Treasury Aide Says Consumer Bureau Job Likely Filled by July
The U.S. Consumer Financial Protection Bureau will be able to discuss regulatory options even before it has a confirmed permanent director, a position that must be filled before the agency can use its full rulemaking authority, the Treasury Department’s general counsel George Madison said today.
“What we can do is we will work on, on the policy side, on what the regulations could be,” Madison said. “I think it’s likely that they could go out for comment even before the transfer date.”
Madison also said that the bureau will probably have a permanent director in place by July 21, the date when existing federal agencies transfer their authority to the new entity.
“I’d expect there to be a director by then,” Madison said, speaking to reporters after a speech at a Women in Housing and Finance luncheon in Washington. He declined to speculate when a permanent director might be nominated or go through Senate confirmation.

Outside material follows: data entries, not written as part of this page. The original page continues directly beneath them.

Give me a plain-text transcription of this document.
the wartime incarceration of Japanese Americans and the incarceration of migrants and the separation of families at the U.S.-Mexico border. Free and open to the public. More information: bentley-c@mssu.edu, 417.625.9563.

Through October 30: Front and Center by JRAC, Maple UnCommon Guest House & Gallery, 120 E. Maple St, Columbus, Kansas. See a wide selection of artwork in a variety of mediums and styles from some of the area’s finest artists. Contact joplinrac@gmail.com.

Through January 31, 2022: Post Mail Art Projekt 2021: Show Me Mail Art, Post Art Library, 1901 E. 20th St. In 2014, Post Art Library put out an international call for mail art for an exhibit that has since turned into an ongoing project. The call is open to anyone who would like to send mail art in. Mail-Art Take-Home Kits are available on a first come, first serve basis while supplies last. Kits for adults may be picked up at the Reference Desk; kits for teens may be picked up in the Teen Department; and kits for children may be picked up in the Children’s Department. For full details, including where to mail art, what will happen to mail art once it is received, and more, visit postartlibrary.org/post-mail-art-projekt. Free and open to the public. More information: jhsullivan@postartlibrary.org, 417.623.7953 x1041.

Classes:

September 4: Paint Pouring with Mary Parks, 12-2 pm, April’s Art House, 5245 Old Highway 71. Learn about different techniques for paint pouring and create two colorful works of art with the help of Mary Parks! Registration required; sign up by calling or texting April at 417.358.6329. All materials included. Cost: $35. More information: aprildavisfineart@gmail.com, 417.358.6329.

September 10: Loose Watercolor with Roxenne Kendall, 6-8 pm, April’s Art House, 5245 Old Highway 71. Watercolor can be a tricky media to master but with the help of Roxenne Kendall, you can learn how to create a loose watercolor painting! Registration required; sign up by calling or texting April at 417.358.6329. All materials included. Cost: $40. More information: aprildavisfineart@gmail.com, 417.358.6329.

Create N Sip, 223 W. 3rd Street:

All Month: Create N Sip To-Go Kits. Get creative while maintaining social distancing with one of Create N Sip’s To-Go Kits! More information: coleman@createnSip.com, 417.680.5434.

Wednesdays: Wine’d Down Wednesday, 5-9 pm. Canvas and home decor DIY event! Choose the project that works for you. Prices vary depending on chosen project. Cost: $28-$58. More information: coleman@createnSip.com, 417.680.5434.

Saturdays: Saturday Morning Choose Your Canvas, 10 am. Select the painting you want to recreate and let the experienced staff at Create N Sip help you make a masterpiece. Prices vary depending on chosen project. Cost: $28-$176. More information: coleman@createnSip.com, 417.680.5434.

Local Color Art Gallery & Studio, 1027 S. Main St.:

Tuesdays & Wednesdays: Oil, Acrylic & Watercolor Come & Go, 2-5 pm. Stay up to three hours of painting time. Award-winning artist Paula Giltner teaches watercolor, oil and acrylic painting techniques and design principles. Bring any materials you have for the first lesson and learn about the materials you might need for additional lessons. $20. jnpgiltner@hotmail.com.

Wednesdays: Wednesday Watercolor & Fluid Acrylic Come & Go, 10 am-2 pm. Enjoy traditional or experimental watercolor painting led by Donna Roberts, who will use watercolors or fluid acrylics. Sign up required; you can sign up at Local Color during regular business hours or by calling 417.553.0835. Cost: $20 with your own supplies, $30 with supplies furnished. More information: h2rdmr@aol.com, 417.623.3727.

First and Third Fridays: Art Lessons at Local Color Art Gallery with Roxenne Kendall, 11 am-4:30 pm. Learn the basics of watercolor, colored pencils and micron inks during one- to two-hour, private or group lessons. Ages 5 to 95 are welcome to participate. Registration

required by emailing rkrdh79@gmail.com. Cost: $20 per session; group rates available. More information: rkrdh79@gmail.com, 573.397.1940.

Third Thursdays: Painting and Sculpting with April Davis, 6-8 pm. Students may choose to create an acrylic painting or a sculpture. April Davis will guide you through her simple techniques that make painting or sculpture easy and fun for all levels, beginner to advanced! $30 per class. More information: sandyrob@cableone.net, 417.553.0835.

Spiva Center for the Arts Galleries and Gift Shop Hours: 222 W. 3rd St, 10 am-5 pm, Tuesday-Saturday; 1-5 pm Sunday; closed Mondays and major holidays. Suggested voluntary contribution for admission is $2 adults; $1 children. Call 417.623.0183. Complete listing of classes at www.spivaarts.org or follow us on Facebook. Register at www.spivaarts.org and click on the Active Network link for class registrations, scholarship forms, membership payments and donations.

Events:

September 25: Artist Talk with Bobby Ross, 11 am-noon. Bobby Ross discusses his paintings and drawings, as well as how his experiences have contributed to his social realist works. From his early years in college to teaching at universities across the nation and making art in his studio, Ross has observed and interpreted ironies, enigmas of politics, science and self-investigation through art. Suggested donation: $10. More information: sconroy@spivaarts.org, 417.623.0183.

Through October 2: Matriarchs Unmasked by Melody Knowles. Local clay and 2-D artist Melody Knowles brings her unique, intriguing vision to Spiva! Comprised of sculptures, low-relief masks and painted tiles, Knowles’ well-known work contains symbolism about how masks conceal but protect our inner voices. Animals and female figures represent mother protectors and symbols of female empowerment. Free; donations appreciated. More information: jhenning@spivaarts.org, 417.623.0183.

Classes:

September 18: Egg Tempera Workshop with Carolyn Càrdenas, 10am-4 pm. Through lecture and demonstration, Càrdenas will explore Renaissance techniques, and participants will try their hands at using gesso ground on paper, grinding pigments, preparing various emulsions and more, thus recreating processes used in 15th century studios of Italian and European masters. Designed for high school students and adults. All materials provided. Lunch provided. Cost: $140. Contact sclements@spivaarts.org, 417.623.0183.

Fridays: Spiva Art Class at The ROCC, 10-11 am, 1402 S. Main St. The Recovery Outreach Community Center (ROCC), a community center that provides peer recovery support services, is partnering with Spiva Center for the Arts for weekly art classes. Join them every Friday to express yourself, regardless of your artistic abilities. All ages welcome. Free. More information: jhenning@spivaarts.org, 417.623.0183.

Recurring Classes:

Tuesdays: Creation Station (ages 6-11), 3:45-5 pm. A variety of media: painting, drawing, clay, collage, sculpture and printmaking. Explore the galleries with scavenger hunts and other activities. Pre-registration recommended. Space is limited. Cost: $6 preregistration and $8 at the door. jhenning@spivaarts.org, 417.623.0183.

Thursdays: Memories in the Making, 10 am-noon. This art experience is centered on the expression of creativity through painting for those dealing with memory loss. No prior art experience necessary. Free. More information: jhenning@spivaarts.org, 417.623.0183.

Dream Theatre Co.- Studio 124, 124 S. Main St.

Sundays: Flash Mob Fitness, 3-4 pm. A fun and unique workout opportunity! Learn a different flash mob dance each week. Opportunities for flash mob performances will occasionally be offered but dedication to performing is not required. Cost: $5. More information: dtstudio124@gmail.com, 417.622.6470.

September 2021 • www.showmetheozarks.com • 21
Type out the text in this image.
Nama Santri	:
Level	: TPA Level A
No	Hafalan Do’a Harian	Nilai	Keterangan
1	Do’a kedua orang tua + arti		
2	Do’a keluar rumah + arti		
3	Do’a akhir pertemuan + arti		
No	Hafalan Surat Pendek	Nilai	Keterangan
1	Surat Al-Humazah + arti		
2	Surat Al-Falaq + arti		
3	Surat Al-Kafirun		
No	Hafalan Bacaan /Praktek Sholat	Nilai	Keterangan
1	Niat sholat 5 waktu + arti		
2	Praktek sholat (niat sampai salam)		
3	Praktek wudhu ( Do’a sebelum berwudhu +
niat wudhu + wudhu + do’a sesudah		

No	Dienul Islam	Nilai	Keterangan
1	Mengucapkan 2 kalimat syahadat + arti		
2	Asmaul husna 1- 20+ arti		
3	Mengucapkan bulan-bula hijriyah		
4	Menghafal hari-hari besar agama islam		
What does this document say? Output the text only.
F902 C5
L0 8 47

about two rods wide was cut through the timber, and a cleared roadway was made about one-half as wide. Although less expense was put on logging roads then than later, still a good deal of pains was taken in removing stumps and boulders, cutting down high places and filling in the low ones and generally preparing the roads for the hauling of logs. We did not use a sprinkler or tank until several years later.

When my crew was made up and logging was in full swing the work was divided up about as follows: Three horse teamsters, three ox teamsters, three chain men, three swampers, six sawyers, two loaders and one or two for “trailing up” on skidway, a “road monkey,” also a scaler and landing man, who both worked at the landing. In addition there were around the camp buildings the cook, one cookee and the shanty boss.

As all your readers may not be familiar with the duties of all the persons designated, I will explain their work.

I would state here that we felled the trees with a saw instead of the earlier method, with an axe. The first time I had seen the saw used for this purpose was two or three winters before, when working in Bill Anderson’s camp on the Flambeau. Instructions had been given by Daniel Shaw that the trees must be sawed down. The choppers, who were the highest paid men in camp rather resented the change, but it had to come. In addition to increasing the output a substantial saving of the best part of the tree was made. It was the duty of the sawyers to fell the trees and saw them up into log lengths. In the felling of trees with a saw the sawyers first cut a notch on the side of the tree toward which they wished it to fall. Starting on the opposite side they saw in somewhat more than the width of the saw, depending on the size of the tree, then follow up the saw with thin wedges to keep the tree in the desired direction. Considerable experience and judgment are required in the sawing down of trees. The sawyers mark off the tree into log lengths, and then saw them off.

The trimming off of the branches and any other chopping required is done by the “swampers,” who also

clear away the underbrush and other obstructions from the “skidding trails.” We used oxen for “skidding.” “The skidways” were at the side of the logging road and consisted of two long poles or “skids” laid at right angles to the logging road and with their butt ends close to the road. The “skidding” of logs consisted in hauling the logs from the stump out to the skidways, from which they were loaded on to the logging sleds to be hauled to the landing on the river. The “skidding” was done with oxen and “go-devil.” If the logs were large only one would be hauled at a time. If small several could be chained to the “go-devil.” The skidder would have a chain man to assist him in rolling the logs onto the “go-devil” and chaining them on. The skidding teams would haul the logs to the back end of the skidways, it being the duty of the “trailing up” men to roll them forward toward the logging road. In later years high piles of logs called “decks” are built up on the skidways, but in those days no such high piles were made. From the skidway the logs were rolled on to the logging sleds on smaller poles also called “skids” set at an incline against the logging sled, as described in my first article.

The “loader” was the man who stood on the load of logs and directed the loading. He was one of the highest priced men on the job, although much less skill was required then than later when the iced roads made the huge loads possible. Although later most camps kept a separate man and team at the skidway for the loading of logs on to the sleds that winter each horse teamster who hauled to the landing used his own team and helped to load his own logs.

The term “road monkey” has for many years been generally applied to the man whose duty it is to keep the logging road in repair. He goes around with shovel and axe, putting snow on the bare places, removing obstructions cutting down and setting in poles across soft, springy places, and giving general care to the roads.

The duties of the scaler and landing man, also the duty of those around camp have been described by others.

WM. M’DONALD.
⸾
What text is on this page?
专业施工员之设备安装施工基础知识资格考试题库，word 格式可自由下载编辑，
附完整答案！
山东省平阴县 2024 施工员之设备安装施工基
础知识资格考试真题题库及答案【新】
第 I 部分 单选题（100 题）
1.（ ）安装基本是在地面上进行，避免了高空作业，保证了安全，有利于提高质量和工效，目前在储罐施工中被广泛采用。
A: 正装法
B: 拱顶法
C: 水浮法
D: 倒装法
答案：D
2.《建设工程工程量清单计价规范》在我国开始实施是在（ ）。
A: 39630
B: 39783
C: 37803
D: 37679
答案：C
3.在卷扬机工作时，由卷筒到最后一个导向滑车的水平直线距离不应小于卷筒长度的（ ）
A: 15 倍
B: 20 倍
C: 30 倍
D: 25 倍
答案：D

Elizabeth Warren, a Harvard law professor who headed a congressional panel overseeing the bank bailouts, is a special adviser to the White House and the Treasury secretary and heads a team based at Treasury that is setting up the bureau. Warren has emphasized the need to improve credit card and mortgage disclosures.
Banking Products
Madison said the consumer bureau probably would start by focusing on consumer banking products before adding in oversight of payday lenders and other financial firms not traditionally monitored by bank regulators.
Federal agencies including the Federal Reserve are already preparing, using their legal authority, regulations mandated by the Dodd-Frank regulation overhaul.
The bureau will take over that process, and the enforcement role, on July 21. Only a bureau with a Senate-confirmed director can issue regulations based on the new legal authority created by Dodd-Frank to regulate “unfair, abusive and deceptive products.”